The ideal process of implementation follows a thorough research on state-of-the-art literature and making use of publicly available benchmark datasets, to apply on our use cases.
So, at every step, I put in place benchmarking frameworks relevant to the task that compares with the performance of leading research systems. For example, we considered the recently published work – Deep Fashion (http://mmlab.ie.cuhk.edu.hk/projects/DeepFashion.html), that released a huge benchmark dataset for fashion visual search in shop/street conditions and contributed with novel deep neural net architecture that handled a set of multiple tasks learnt jointly – finding the optimum performance across the tasks. We used a slightly different architecture and our own datasets in combination with DeepFashion and learnt a feature extractor that generate discriminative image representations.
We benchmarked our performance against this research group, before deploying in production/test environments. Similar process is followed for separate tasks/modules that requires taking cues from academic/industrial research forums and fitting the solution to our use-cases.

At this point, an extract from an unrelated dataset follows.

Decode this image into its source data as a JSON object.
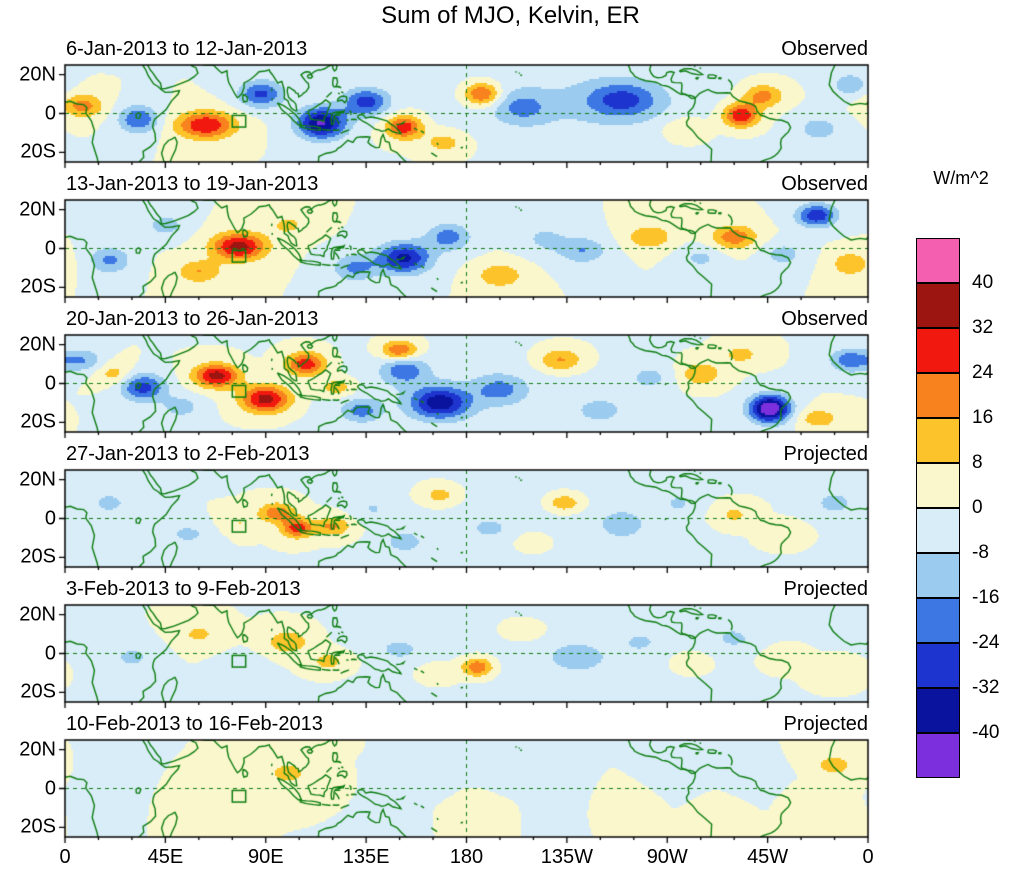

The XpressoCommerce team recently launched BotCouture – a consumer chatbot, currently launched on Facebook Messenger – that would showcase our enterprise use cases, as well as strive to innovate. In terms of visual intelligence, three consumer query intents were identified:
- View Similar – Consumer is browsing a section/set of products and interested to discover more products similar to a particular item.
- User sends an image (to the bot) of a fashion item to discover shopping options
- User sends an image (to the bot) of an entire fashion look with an intent of #ShopTheLook This would be particularly useful to discover celebrity outfits and getting inspired from social fashion.

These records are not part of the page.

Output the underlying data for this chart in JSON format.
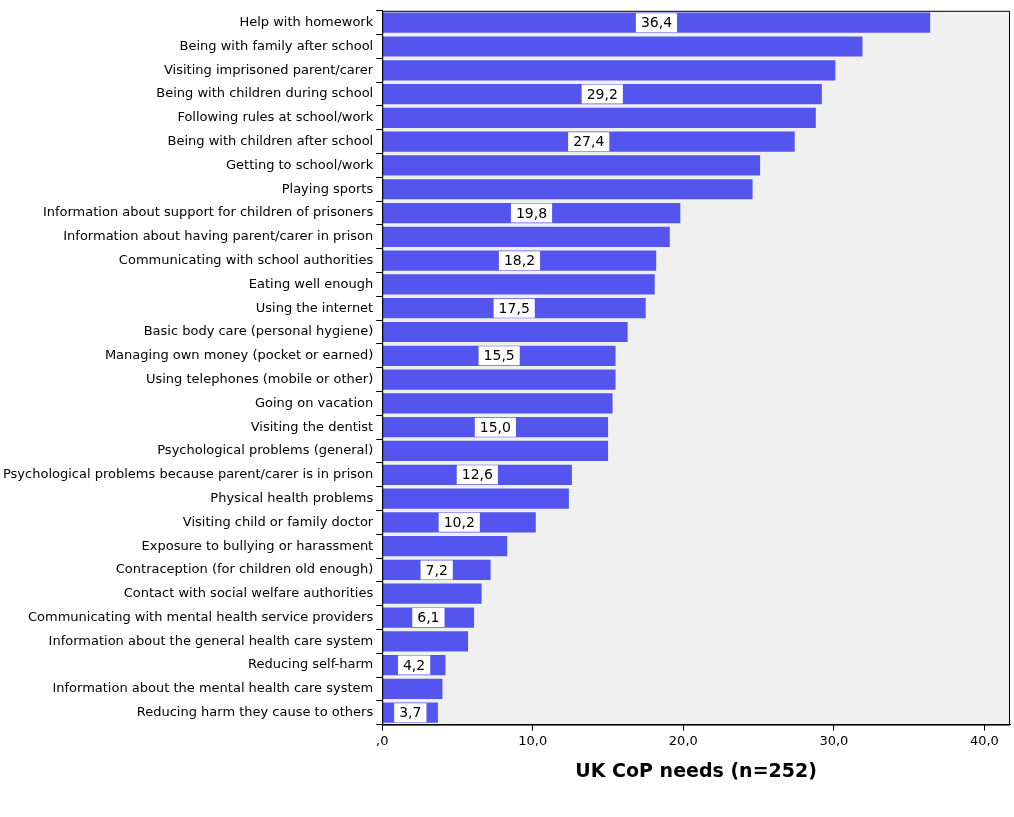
{
  "chart_data": {
    "type": "bar",
    "orientation": "horizontal",
    "xlabel": "UK CoP needs (n=252)",
    "categories": [
      "Help with homework",
      "Being with family after school",
      "Visiting imprisoned parent/carer",
      "Being with children during school",
      "Following rules at school/work",
      "Being with children after school",
      "Getting to school/work",
      "Playing sports",
      "Information about support for children of prisoners",
      "Information about having parent/carer in prison",
      "Communicating with school authorities",
      "Eating well enough",
      "Using the internet",
      "Basic body care (personal hygiene)",
      "Managing own money (pocket or earned)",
      "Using telephones (mobile or other)",
      "Going on vacation",
      "Visiting the dentist",
      "Psychological problems (general)",
      "Psychological problems because parent/carer is in prison",
      "Physical health problems",
      "Visiting child or family doctor",
      "Exposure to bullying or harassment",
      "Contraception (for children old enough)",
      "Contact with social welfare authorities",
      "Communicating with mental health service providers",
      "Information about the general health care system",
      "Reducing self-harm",
      "Information about the mental health care system",
      "Reducing harm they cause to others"
    ],
    "values": [
      36.4,
      31.9,
      30.1,
      29.2,
      28.8,
      27.4,
      25.1,
      24.6,
      19.8,
      19.1,
      18.2,
      18.1,
      17.5,
      16.3,
      15.5,
      15.5,
      15.3,
      15.0,
      15.0,
      12.6,
      12.4,
      10.2,
      8.3,
      7.2,
      6.6,
      6.1,
      5.7,
      4.2,
      4.0,
      3.7
    ],
    "value_labels": [
      "36,4",
      null,
      null,
      "29,2",
      null,
      "27,4",
      null,
      null,
      "19,8",
      null,
      "18,2",
      null,
      "17,5",
      null,
      "15,5",
      null,
      null,
      "15,0",
      null,
      "12,6",
      null,
      "10,2",
      null,
      "7,2",
      null,
      "6,1",
      null,
      "4,2",
      null,
      "3,7"
    ],
    "color": "#5454ee",
    "xlim": [
      0,
      41.7
    ],
    "xticks": [
      {
        "value": 0,
        "label": ",0"
      },
      {
        "value": 10,
        "label": "10,0"
      },
      {
        "value": 20,
        "label": "20,0"
      },
      {
        "value": 30,
        "label": "30,0"
      },
      {
        "value": 40,
        "label": "40,0"
      }
    ],
    "grid": false,
    "legend": false
  }
}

We created a microservice architecture for visual search, that can handle one or more of the image recognition tasks as per the requirement and addresses the above three use cases accordingly. It was also understood that fashion hungry consumers who prefer mobile shopping would get inspired from photos on social photo sharing apps like Instagram, Pinterest, Lookbook, and would like to query our bot for visually similar items.
We put in place a mechanism that when a user selects the url/link from sharing options within the external app, and sends that as a message to our chatbot, we identify the image in the link and respond back with visually similar product matches. Here is a link to an Youtube video (https://youtu.be/FWFAq9C9rhE) that the team has created – showcasing and in-brief comparing the visual intelligence of our chatbot – BotCouture, with another consumer chatbot – Mode.ai.
An example of user sharing an Instagram image of a popular men’s fashion blogger and the bot identifying the items worn by the person in the image and showing visually similar matches from the catalogue.
While, we are at an early stage of this product and visual intelligence in particular, and only time, clients and real users would judge how BotCouture performs, I would appeal all Abzooba members to sincerely try out BotCouture and critically review it, so as we can keep on improving upon our offerings and delight consumers with a game-changing experience.